MPLX will take charge of constructing and operating the terminal, which will primarily handle low ethane propane and normal butane. Each company has set aside 200,000 bpd for their own customer bases, ensuring a steady flow of products from this bustling new terminal. The expected completion by 2028 will mark the start of a new era for LPG exports in Texas.
But wait, there’s more! Alongside the export terminal, a new pipeline is also in the works. A separate joint venture, named MBTC Pipeline LLC, will be building a 24-inch pipeline that connects ONEOK’s existing storage facility in Mont Belvieu to the terminal. This pipeline will be primarily owned by ONEOK, holding an 80% stake, while MPLX will control the remaining 20%.
The total investment for the pipeline project is pegged at $350 million, with ONEOK contributing about $280 million and MPLX investing $70 million. This makes ONEOK’s entire investment across both projects hover around the significant figure of $1 billion. Sounds like quite the venture!
One of the smart aspects of this development is that it will utilize the existing infrastructure owned by Marathon Petroleum in Texas City. This strategic choice will help to save on both costs and time—something every business loves. Speaking of expansion, MPLX is not stopping there. They are also planning to construct two 150,000 bpd fractionation facilities near Marathon Petroleum’s Galveston Bay Refinery, set to begin operations in 2028 and 2029.
Furthermore, they are planning to expand the Belvieu Alternative Natural Gas Liquids pipeline from 250,000 bpd to 300,000 bpd.

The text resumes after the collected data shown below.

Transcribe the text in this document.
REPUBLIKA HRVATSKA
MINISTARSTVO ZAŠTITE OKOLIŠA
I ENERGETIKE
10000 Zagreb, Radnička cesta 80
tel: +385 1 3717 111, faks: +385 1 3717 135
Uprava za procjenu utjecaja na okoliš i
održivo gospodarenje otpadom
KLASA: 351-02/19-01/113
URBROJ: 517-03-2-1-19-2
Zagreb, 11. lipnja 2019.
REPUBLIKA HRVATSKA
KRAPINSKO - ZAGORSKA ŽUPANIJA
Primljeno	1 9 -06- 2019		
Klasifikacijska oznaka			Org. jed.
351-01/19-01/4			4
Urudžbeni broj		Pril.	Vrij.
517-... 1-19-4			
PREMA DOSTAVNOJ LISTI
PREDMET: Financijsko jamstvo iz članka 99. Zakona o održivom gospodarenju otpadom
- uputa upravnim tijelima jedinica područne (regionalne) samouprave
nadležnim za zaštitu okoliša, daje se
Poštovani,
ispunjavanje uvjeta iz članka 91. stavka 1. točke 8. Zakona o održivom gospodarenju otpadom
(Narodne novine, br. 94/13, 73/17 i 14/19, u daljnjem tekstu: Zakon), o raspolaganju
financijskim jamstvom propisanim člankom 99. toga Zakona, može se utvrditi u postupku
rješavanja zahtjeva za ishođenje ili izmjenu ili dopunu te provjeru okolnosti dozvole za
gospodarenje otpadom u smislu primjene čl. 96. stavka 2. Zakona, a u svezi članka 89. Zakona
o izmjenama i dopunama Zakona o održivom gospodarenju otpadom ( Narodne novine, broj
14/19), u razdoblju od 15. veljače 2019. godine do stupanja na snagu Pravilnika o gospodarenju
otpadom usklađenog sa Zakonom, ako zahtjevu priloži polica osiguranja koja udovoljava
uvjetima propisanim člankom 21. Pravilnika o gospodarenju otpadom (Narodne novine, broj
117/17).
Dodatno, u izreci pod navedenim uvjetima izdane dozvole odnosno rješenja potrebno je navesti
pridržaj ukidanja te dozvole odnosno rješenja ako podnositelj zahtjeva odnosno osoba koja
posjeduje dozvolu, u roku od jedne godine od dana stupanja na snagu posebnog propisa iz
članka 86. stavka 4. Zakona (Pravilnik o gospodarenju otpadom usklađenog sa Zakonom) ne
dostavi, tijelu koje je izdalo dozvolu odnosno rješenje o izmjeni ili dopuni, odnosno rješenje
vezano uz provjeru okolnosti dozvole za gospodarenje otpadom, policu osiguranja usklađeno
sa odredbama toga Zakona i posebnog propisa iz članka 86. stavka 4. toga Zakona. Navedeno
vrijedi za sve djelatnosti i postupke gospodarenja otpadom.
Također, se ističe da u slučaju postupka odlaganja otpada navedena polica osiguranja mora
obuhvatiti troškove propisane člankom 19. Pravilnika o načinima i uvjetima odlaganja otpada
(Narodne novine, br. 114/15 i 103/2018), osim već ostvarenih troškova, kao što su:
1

This is designed to ease the transportation of liquids to the new fractionation facilities. Talk about strategic planning!

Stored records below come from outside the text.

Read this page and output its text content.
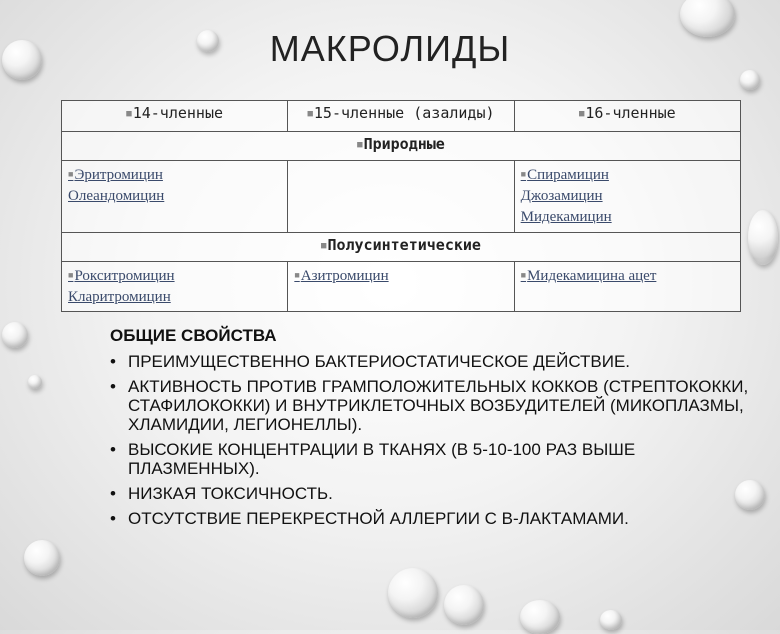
МАКРОЛИДЫ
■14-членные	■15-членные (азалиды)	■16-членные
■Природные		

■Эритромицин
Олеандомицин		■Спирамицин
Джозамицин
Мидекамицин

■Полусинтетические		

■Рокситромицин
Кларитромицин	■Азитромицин	■Мидекамицина ацет
ОБЩИЕ СВОЙСТВА
• ПРЕИМУЩЕСТВЕННО БАКТЕРИОСТАТИЧЕСКОЕ ДЕЙСТВИЕ.
• АКТИВНОСТЬ ПРОТИВ ГРАМПОЛОЖИТЕЛЬНЫХ КОККОВ (СТРЕПТОКОККИ, СТАФИЛОКОККИ) И ВНУТРИКЛЕТОЧНЫХ ВОЗБУДИТЕЛЕЙ (МИКОПЛАЗМЫ, ХЛАМИДИИ, ЛЕГИОНЕЛЛЫ).
• ВЫСОКИЕ КОНЦЕНТРАЦИИ В ТКАНЯХ (В 5-10-100 РАЗ ВЫШЕ ПЛАЗМЕННЫХ).
• НИЗКАЯ ТОКСИЧНОСТЬ.
• ОТСУТСТВИЕ ПЕРЕКРЕСТНОЙ АЛЛЕРГИИ С В-ЛАКТАМАМИ.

While all this is happening, ONEOK is aggressively pushing its growth in Texas. The company has recently made several significant acquisitions, including a planned $18.8 billion purchase of Magellan Midstream Partners. Moreover, they secured Easton Energy’s Gulf Coast Liquids Pipeline for a hefty $280 million and also took a sizeable interest in EnLink Midstream for about $10.2 billion.
Even with all this growth, ONEOK plans to keep its headquarters in Tulsa, while making a mark in Dallas and Houston with a substantial employee presence. It’s clear that Texas is fast becoming a central hub for energy production, and with these new projects on the horizon, the future looks bright for the state’s economy.
So there you have it, folks! Texas is ready to take its energy game to the next level. With investments of this magnitude, we’re all eagerly waiting for what’s to come!